In the morning with my Lord at Whitehall, got the order of the Council for us to act.
From thence to Westminster Hall, and there met with the Doctor that shewed us so much kindness at the Hague, and took him to the Sun tavern, and drank with him.
So to my Lord’s and dined with W. Howe and Sarah, thinking it might be the last time that I might dine with them together.
In the afternoon my Lord and I, and Mr. Coventry and Sir G. Carteret, went and took possession of the Navy Office, whereby my mind was a little cheered, but my hopes not great.
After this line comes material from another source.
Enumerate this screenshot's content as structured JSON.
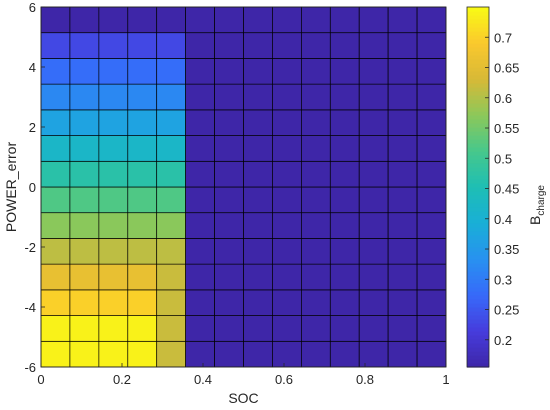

From thence Sir G. Carteret and I to the Treasurer’s Office, where he set some things in order. And so home, calling upon Sir Geoffry Palmer, who did give me advice about my patent, which put me to some doubt to know what to do, Barlow being alive.
Afterwards called at Mr. Pim’s, about getting me a coat of velvet, and he took me to the Half Moon, and the house so full that we staid above half an hour before we could get anything. So to my Lord’s, where in the dark W. Howe and I did sing extemporys, and I find by use that we are able to sing a bass and a treble pretty well. So home, and to bed.

I dine with hope and doubt
in a coat of velvet.
Half moon, half dark,
we sing bass and treble.


Erasure poem derived from The Diary of Samuel Pepys, Friday 6 July 1660.